It took about five seconds from the time Siale Angilau grabbed a pen from his defense attorney's table for him to run across the federal courtroom floor and sail headfirst into the witness stand, where he was fatally shot by a US marshal.
"Whoa, whoa, whoa", someone yells as the witness, another gang member who is shackled and chained, manages to retreat into a corner of the courtroom.

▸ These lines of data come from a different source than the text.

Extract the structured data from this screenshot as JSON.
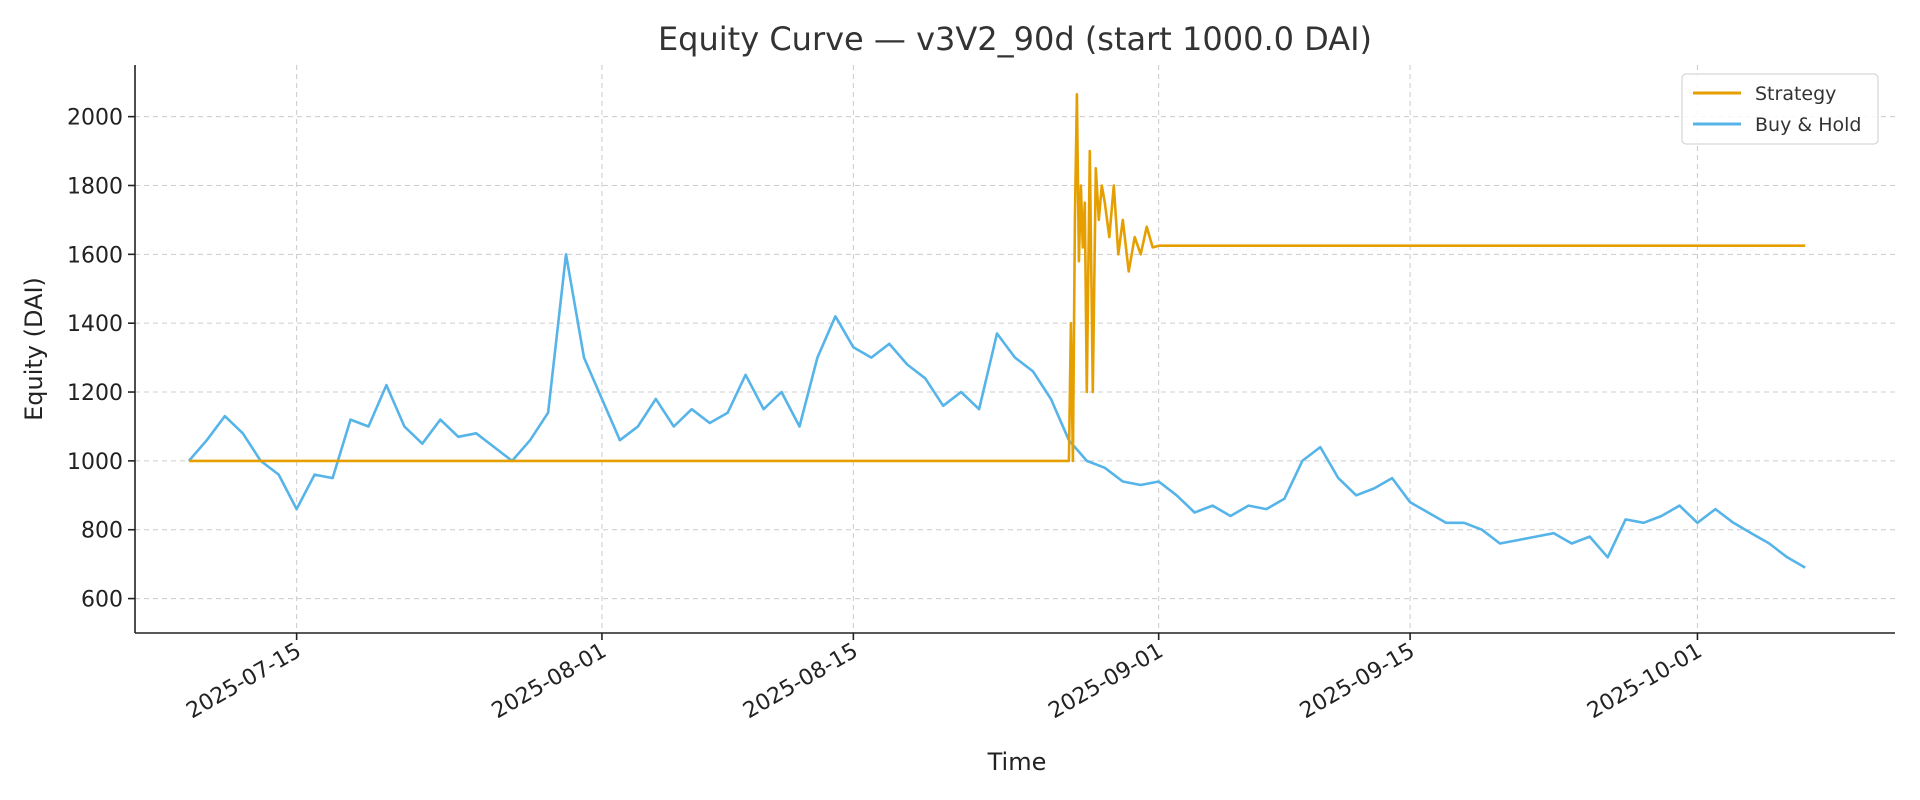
{
  "chart_data": {
    "type": "line",
    "title": "Equity Curve — v3V2_90d (start 1000.0 DAI)",
    "xlabel": "Time",
    "ylabel": "Equity (DAI)",
    "x_ticks": [
      "2025-07-15",
      "2025-08-01",
      "2025-08-15",
      "2025-09-01",
      "2025-09-15",
      "2025-10-01"
    ],
    "y_ticks": [
      600,
      800,
      1000,
      1200,
      1400,
      1600,
      1800,
      2000
    ],
    "xlim": [
      "2025-07-06",
      "2025-10-12"
    ],
    "ylim": [
      500,
      2150
    ],
    "grid": true,
    "legend_position": "top-right",
    "colors": {
      "Strategy": "#E69F00",
      "Buy & Hold": "#56B4E9"
    },
    "series": [
      {
        "name": "Strategy",
        "x": [
          "2025-07-09",
          "2025-08-27",
          "2025-08-27",
          "2025-08-27",
          "2025-08-27",
          "2025-08-27",
          "2025-08-27",
          "2025-08-27",
          "2025-08-27",
          "2025-08-27",
          "2025-08-28",
          "2025-08-28",
          "2025-08-28",
          "2025-08-28",
          "2025-08-28",
          "2025-08-28",
          "2025-08-29",
          "2025-08-29",
          "2025-08-29",
          "2025-08-29",
          "2025-08-30",
          "2025-08-30",
          "2025-08-30",
          "2025-08-31",
          "2025-08-31",
          "2025-08-31",
          "2025-09-01",
          "2025-09-05",
          "2025-09-15",
          "2025-10-01",
          "2025-10-07"
        ],
        "y": [
          1000,
          1000,
          1400,
          1000,
          1700,
          2065,
          1580,
          1800,
          1620,
          1750,
          1200,
          1900,
          1200,
          1850,
          1700,
          1800,
          1750,
          1650,
          1800,
          1600,
          1700,
          1550,
          1650,
          1600,
          1680,
          1620,
          1625,
          1625,
          1625,
          1625,
          1625
        ]
      },
      {
        "name": "Buy & Hold",
        "x": [
          "2025-07-09",
          "2025-07-10",
          "2025-07-11",
          "2025-07-12",
          "2025-07-13",
          "2025-07-14",
          "2025-07-15",
          "2025-07-16",
          "2025-07-17",
          "2025-07-18",
          "2025-07-19",
          "2025-07-20",
          "2025-07-21",
          "2025-07-22",
          "2025-07-23",
          "2025-07-24",
          "2025-07-25",
          "2025-07-26",
          "2025-07-27",
          "2025-07-28",
          "2025-07-29",
          "2025-07-30",
          "2025-07-31",
          "2025-08-01",
          "2025-08-02",
          "2025-08-03",
          "2025-08-04",
          "2025-08-05",
          "2025-08-06",
          "2025-08-07",
          "2025-08-08",
          "2025-08-09",
          "2025-08-10",
          "2025-08-11",
          "2025-08-12",
          "2025-08-13",
          "2025-08-14",
          "2025-08-15",
          "2025-08-16",
          "2025-08-17",
          "2025-08-18",
          "2025-08-19",
          "2025-08-20",
          "2025-08-21",
          "2025-08-22",
          "2025-08-23",
          "2025-08-24",
          "2025-08-25",
          "2025-08-26",
          "2025-08-27",
          "2025-08-28",
          "2025-08-29",
          "2025-08-30",
          "2025-08-31",
          "2025-09-01",
          "2025-09-02",
          "2025-09-03",
          "2025-09-04",
          "2025-09-05",
          "2025-09-06",
          "2025-09-07",
          "2025-09-08",
          "2025-09-09",
          "2025-09-10",
          "2025-09-11",
          "2025-09-12",
          "2025-09-13",
          "2025-09-14",
          "2025-09-15",
          "2025-09-16",
          "2025-09-17",
          "2025-09-18",
          "2025-09-19",
          "2025-09-20",
          "2025-09-21",
          "2025-09-22",
          "2025-09-23",
          "2025-09-24",
          "2025-09-25",
          "2025-09-26",
          "2025-09-27",
          "2025-09-28",
          "2025-09-29",
          "2025-09-30",
          "2025-10-01",
          "2025-10-02",
          "2025-10-03",
          "2025-10-04",
          "2025-10-05",
          "2025-10-06",
          "2025-10-07"
        ],
        "y": [
          1000,
          1060,
          1130,
          1080,
          1000,
          960,
          860,
          960,
          950,
          1120,
          1100,
          1220,
          1100,
          1050,
          1120,
          1070,
          1080,
          1040,
          1000,
          1060,
          1140,
          1600,
          1300,
          1180,
          1060,
          1100,
          1180,
          1100,
          1150,
          1110,
          1140,
          1250,
          1150,
          1200,
          1100,
          1300,
          1420,
          1330,
          1300,
          1340,
          1280,
          1240,
          1160,
          1200,
          1150,
          1370,
          1300,
          1260,
          1180,
          1060,
          1000,
          980,
          940,
          930,
          940,
          900,
          850,
          870,
          840,
          870,
          860,
          890,
          1000,
          1040,
          950,
          900,
          920,
          950,
          880,
          850,
          820,
          820,
          800,
          760,
          770,
          780,
          790,
          760,
          780,
          720,
          830,
          820,
          840,
          870,
          820,
          860,
          820,
          790,
          760,
          720,
          690
        ]
      }
    ]
  }
}
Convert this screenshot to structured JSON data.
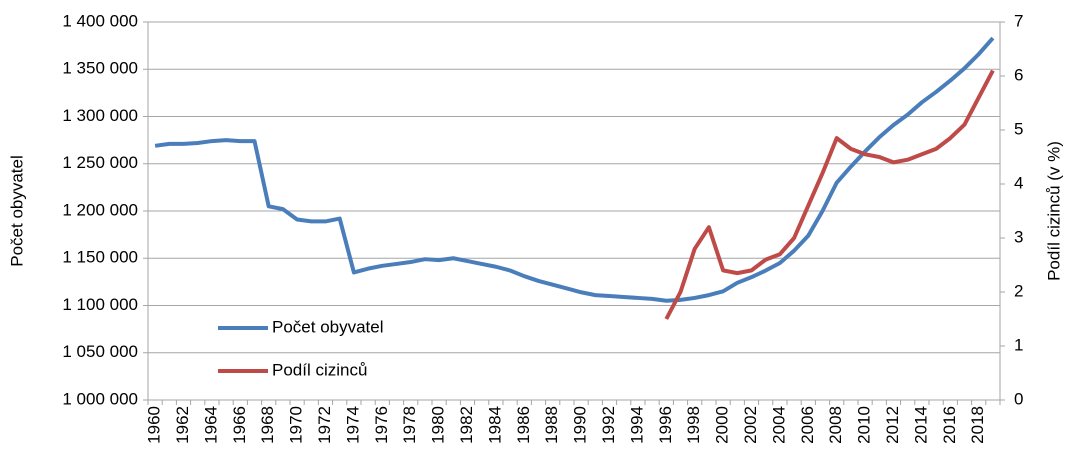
{
  "chart_data": {
    "type": "line",
    "y_label": "Počet obyvatel",
    "y2_label": "Podíl cizinců (v %)",
    "categories": [
      "1960",
      null,
      "1962",
      null,
      "1964",
      null,
      "1966",
      null,
      "1968",
      null,
      "1970",
      null,
      "1972",
      null,
      "1974",
      null,
      "1976",
      null,
      "1978",
      null,
      "1980",
      null,
      "1982",
      null,
      "1984",
      null,
      "1986",
      null,
      "1988",
      null,
      "1990",
      null,
      "1992",
      null,
      "1994",
      null,
      "1996",
      null,
      "1998",
      null,
      "2000",
      null,
      "2002",
      null,
      "2004",
      null,
      "2006",
      null,
      "2008",
      null,
      "2010",
      null,
      "2012",
      null,
      "2014",
      null,
      "2016",
      null,
      "2018",
      null
    ],
    "series": [
      {
        "name": "Počet obyvatel",
        "color": "#4a7ebb",
        "values": [
          1269000,
          1271000,
          1271000,
          1272000,
          1274000,
          1275000,
          1274000,
          1274000,
          1205000,
          1202000,
          1191000,
          1189000,
          1189000,
          1192000,
          1135000,
          1139000,
          1142000,
          1144000,
          1146000,
          1149000,
          1148000,
          1150000,
          1147000,
          1144000,
          1141000,
          1137000,
          1131000,
          1126000,
          1122000,
          1118000,
          1114000,
          1111000,
          1110000,
          1109000,
          1108000,
          1107000,
          1105000,
          1106000,
          1108000,
          1111000,
          1115000,
          1124000,
          1130000,
          1137000,
          1145000,
          1158000,
          1174000,
          1200000,
          1230000,
          1247000,
          1263000,
          1278000,
          1291000,
          1302000,
          1315000,
          1326000,
          1338000,
          1351000,
          1366000,
          1383000
        ]
      },
      {
        "name": "Podíl cizinců",
        "color": "#be4b48",
        "axis": "y2",
        "values": [
          null,
          null,
          null,
          null,
          null,
          null,
          null,
          null,
          null,
          null,
          null,
          null,
          null,
          null,
          null,
          null,
          null,
          null,
          null,
          null,
          null,
          null,
          null,
          null,
          null,
          null,
          null,
          null,
          null,
          null,
          null,
          null,
          null,
          null,
          null,
          null,
          1.5,
          2.0,
          2.8,
          3.2,
          2.4,
          2.35,
          2.4,
          2.6,
          2.7,
          3.0,
          3.6,
          4.2,
          4.85,
          4.65,
          4.55,
          4.5,
          4.4,
          4.45,
          4.55,
          4.65,
          4.85,
          5.1,
          5.6,
          6.1
        ]
      }
    ],
    "ylim": [
      1000000,
      1400000
    ],
    "yticks": [
      {
        "value": 1000000,
        "label": "1 000 000"
      },
      {
        "value": 1050000,
        "label": "1 050 000"
      },
      {
        "value": 1100000,
        "label": "1 100 000"
      },
      {
        "value": 1150000,
        "label": "1 150 000"
      },
      {
        "value": 1200000,
        "label": "1 200 000"
      },
      {
        "value": 1250000,
        "label": "1 250 000"
      },
      {
        "value": 1300000,
        "label": "1 300 000"
      },
      {
        "value": 1350000,
        "label": "1 350 000"
      },
      {
        "value": 1400000,
        "label": "1 400 000"
      }
    ],
    "y2lim": [
      0,
      7
    ],
    "y2ticks": [
      0,
      1,
      2,
      3,
      4,
      5,
      6,
      7
    ],
    "grid": true,
    "legend": "lower left"
  }
}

He was not hurt, the "Daily Mail" reports.
The witness jumps out of the way and after various commands, including, "drop the pen" and "get on the ground", "Deputy Jane Doe", a U.S. Marshal, fired four shots, killing Angilau.
"The video completely contradicts plaintiffs' argument that Angilau stopped posing a danger within less than one second of launching himself over the witness stand while making a stabbing motion with a pen in hand", Dowdell wrote.
An investigation launched into the incident found the officer, who was not named, was legally justified in using force.
Angilau's family sued the court, with attorney Robert Sykes saying Angilau had ceased hostilities after leaping into the witness box.
'His attack was stopped by the shots that Jane Doe rapidly fired, in less than one and one-half seconds'.
The video from 2014 shows Siale Angilau leaving the defense table, picking up a pen and rushing at a witness who was testifying.
Faces of the judge, attorneys and jurors are blurred out and the agency declined comment about the release of the video.
Dowdell said it was clear that Angilau's actions necessitated the marshal's deadly response and that Angilau's rights were not violated.
Sykes said he's glad the video was made public, but the Angilau family wants justice. Dowdell sided with Cleary's order Friday.
The video was released after a media coalition, including The Associated Press, argued for its release as an important record in a police use-of-force case, according to the AP.
As US District Judge Tena Campbell was escorted out of the courtroom, someone called 911 at the end of the released video.